The difference between the non-public document and the shorter, now-published version is that all of the material which casts doubt on the "we need more affordable housing now now now" thesis has been surgically removed. As I commented in the original article at The Stranger:

"[The Chamber of Commerce] liked the part about getting more tax money for some of their member businesses, so they released that portion, of course. The data don't really support the claim we imminently need more affordable housing to end homelessness, though. The number of homeless rose as the poverty rate fell -- in fact, the absolute number of poor persons declined! -- so the idea of rental increases driving homelessness doesn't really hold. (Do we really believe the guys living in unsanctioned encampments, trading stolen bike parts for meth, were living stable home lives until a $100 increase in rent?)"

(The "two reports" are the Boppe report and its successor, released in July and August of 2016, respectively. Both of them say we can end homelessness with the housing stock we have, and that we should not couple ending homelessness with building more affordable housing. The City Council's flat contradiction of that last point with the head tax makes that tax a truly egregious example of legislative policy-making malpractice.)

@37: The short answer is in the two reports: the city spent money in a scattershot manner, trying a large number of different strategies. That is not in and of itself a bad thing, but then the city did not evaluate which approaches worked and which did not. Thus, we kept spending money on very expensive programs of very limited results (e.g. transitional housing) and did not spend more money on approaches and service providers who had gotten people permanently off the streets.
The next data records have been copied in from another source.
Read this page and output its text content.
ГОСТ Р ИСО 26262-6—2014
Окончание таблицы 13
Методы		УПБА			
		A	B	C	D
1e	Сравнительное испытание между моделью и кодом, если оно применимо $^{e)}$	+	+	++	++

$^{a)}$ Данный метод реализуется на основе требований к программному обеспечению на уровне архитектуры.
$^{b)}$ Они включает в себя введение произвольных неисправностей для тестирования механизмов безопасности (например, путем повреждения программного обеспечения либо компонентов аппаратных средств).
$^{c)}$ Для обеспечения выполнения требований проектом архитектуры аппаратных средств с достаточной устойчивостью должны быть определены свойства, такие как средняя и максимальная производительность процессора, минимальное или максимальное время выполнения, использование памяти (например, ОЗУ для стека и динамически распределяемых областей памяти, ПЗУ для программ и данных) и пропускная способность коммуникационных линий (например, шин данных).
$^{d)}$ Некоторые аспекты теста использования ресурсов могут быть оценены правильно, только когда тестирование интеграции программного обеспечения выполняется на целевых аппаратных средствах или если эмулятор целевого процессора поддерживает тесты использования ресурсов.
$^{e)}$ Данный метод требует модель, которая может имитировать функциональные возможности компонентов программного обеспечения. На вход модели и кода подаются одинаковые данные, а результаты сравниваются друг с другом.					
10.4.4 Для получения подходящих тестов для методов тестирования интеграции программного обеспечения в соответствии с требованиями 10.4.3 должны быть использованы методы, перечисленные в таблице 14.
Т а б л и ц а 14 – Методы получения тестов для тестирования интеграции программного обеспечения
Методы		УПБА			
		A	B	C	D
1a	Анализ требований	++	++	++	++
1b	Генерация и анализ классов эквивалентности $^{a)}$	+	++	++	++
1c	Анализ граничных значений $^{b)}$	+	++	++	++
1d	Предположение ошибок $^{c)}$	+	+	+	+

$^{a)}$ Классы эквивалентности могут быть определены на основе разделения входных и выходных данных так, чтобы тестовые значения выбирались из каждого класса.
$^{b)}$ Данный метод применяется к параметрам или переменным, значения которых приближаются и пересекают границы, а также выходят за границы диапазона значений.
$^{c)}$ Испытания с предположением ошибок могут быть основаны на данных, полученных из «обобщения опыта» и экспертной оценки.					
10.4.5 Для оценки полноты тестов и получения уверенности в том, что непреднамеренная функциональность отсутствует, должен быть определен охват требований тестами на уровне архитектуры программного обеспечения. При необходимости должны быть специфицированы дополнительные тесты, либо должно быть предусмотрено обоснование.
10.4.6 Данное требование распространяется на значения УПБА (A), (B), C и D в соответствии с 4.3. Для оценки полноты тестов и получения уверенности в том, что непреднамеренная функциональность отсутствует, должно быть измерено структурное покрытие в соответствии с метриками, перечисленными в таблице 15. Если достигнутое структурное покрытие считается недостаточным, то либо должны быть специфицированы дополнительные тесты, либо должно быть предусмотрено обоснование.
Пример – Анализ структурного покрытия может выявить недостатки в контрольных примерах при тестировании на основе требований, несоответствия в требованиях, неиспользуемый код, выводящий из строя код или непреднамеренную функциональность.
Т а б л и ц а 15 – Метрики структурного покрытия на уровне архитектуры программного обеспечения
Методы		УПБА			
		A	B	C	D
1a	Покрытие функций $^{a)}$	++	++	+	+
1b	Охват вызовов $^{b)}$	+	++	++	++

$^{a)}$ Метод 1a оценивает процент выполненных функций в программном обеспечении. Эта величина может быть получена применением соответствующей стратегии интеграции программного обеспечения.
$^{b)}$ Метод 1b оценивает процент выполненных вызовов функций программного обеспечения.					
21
As the longer McKinsey report, linked above, describes, the city is now applying the reforms in the two reports, and we're seeing positive results. We should continue implementation and monitor outcomes -- NOT enact a head tax and throw money at affordable housing (which is not part of the immediate solution to homelessness) and at a half-reformed system which still has many inefficiencies to eliminate.

39

@1, you can go straight to hell in order to sign this petition.

40

On of the sponsors is Stan Harrelson, who, along with his wife Mary and another couple, paid the City of Seattle over $440,000 to settle charges of tree murder in the notorious West Seattle tree cutting case. He must have money to burn.

41

@38 "The number of homeless rose as the poverty rate fell -- in fact, the absolute number of poor persons declined! -- so the idea of rental increases driving homelessness doesn't really hold."

Actually it does, because rent increases far outpaced the poverty level threshold, which is federal or sometimes marginally adjusted for regional costs - and fails to take into account local or neighborhood changes like 30% increases in rent. Also the proportion of affordable housing has gone down, in the wake of new units designed for higher income peeps (which of course also drives up the rent on older places).

Affordable housing is not just about homelessness but also 1) far greater numbers on the margins who could be homeless in the near future, who work and support children and would cost a lot more for the city to support once they lose their housing, and 2) the tens of thousands who would live in Seattle if it were slightly more affordable - and if they did live in Seattle, they'd save the rest of us in traffic & congestion & put more of their paycheck back into Seattle (something that usually doesn't happen with the noisy construction worker demonstrator or the whining commuters next to you).